The current situation

During the last three weeks, and following the Aug. 5 low in major
averages, two things told the astute market watcher that a bottom
was not yet at hand. First, the Dow failed to follow through to the
upside: There was no follow-through day.

Second, and perhaps more important in this case, there were precious
few stocks forming bases, save for a few Internet names like Yahoo!
and a handful of senior technology issues like Dell, Cisco, Compaq, and
EMC.

As of this writing at the close of trading on Aug. 27, 1998, the market
needs to once again prove itself by following through on any initial
rally attempt. This means ignoring the first few days of a bounceback
and focusing on the market's action in the ensuing sessions.

However, for the long-term buy-and-hold investor who may have cash
reserves waiting to put to use, a number of growth stocks are
currently trading at or below their forward growth rates, and
represent buying opportunities. In the cyclical sector, meanwhile, the
market pullback has also created bargains in some bellwether energy
and technology shares.

But for the intermediate-term player, given the market's discounting
mechanism, it is inadvisable to try and get caught up in the dizzying
swirl of fundamental events around the globe.
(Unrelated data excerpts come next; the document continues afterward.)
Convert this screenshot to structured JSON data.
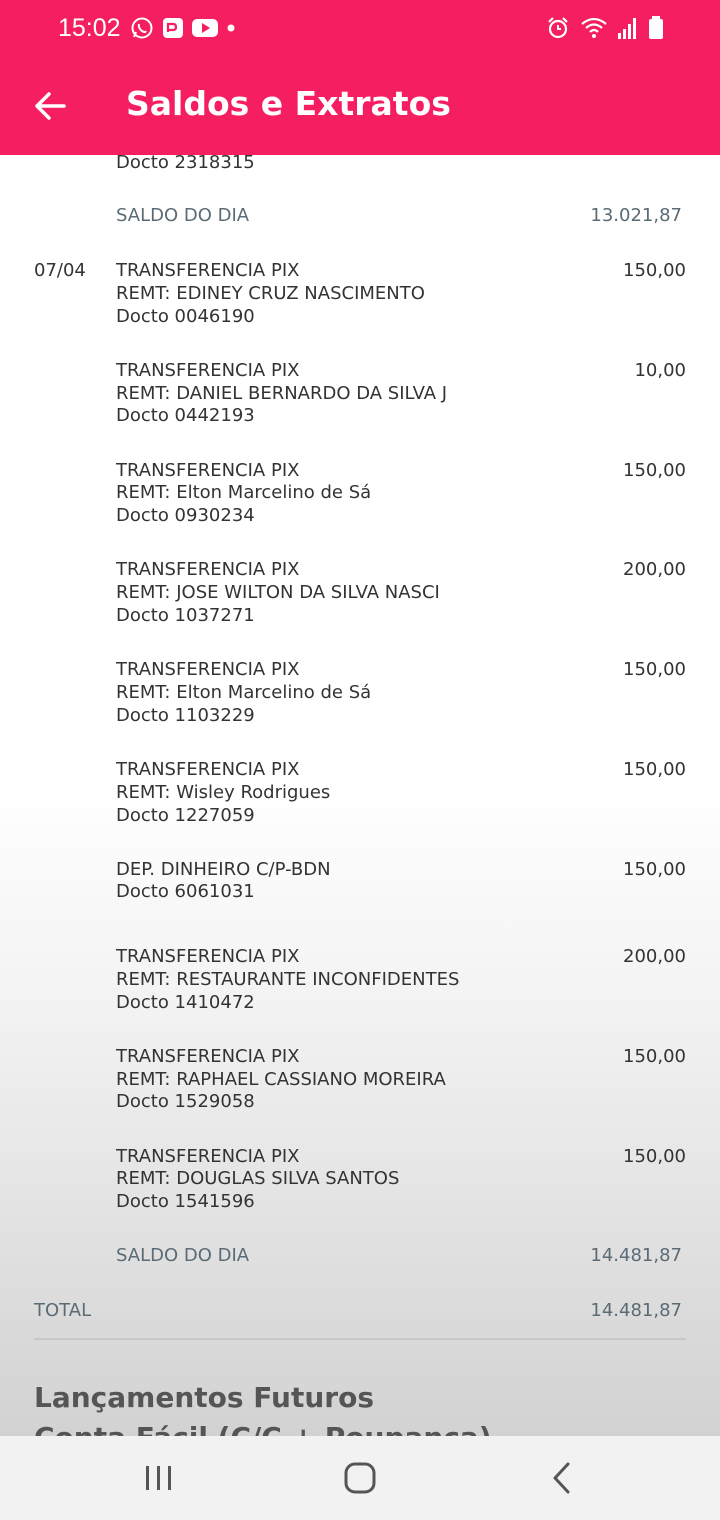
{
  "status": {
    "time": "15:02"
  },
  "appbar": {
    "title": "Saldos e Extratos"
  },
  "statement": {
    "top_docto": "Docto 2318315",
    "saldo1": {
      "label": "SALDO DO DIA",
      "value": "13.021,87"
    },
    "date": "07/04",
    "items": [
      {
        "l1": "TRANSFERENCIA PIX",
        "l2": "REMT: EDINEY CRUZ NASCIMENTO",
        "l3": "Docto 0046190",
        "amount": "150,00"
      },
      {
        "l1": "TRANSFERENCIA PIX",
        "l2": "REMT: DANIEL BERNARDO DA SILVA J",
        "l3": "Docto 0442193",
        "amount": "10,00"
      },
      {
        "l1": "TRANSFERENCIA PIX",
        "l2": "REMT: Elton Marcelino de Sá",
        "l3": "Docto 0930234",
        "amount": "150,00"
      },
      {
        "l1": "TRANSFERENCIA PIX",
        "l2": "REMT: JOSE WILTON DA SILVA NASCI",
        "l3": "Docto 1037271",
        "amount": "200,00"
      },
      {
        "l1": "TRANSFERENCIA PIX",
        "l2": "REMT: Elton Marcelino de Sá",
        "l3": "Docto 1103229",
        "amount": "150,00"
      },
      {
        "l1": "TRANSFERENCIA PIX",
        "l2": "REMT: Wisley Rodrigues",
        "l3": "Docto 1227059",
        "amount": "150,00"
      },
      {
        "l1": "DEP. DINHEIRO C/P-BDN",
        "l2": "Docto 6061031",
        "l3": "",
        "amount": "150,00"
      },
      {
        "l1": "TRANSFERENCIA PIX",
        "l2": "REMT: RESTAURANTE INCONFIDENTES",
        "l3": "Docto 1410472",
        "amount": "200,00"
      },
      {
        "l1": "TRANSFERENCIA PIX",
        "l2": "REMT: RAPHAEL CASSIANO MOREIRA",
        "l3": "Docto 1529058",
        "amount": "150,00"
      },
      {
        "l1": "TRANSFERENCIA PIX",
        "l2": "REMT: DOUGLAS SILVA SANTOS",
        "l3": "Docto 1541596",
        "amount": "150,00"
      }
    ],
    "saldo2": {
      "label": "SALDO DO DIA",
      "value": "14.481,87"
    },
    "total": {
      "label": "TOTAL",
      "value": "14.481,87"
    }
  },
  "futuros": {
    "title": "Lançamentos Futuros",
    "subtitle": "Conta Fácil (C/C + Poupança)"
  }
}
For the market, in its inimitable manner, will have its own, far more
important story to tell in the weeks and months ahead.

The best way to interpret this is to analyze the action of the major
averages as well as the behavior of the market's leading stocks.


Cheers,

Svejk
abitare.it



To: John Mansfield who wrote (12761)8/30/1998 10:15:00 AM
From: paul e thomas  Respond to of 13949
 
JOHN, In theory yes but I have come to believe the Y2K game will be only driven by showing strong sequential revenue and earnings growth, a plausible post 2000 strategy and non y2k contract insights.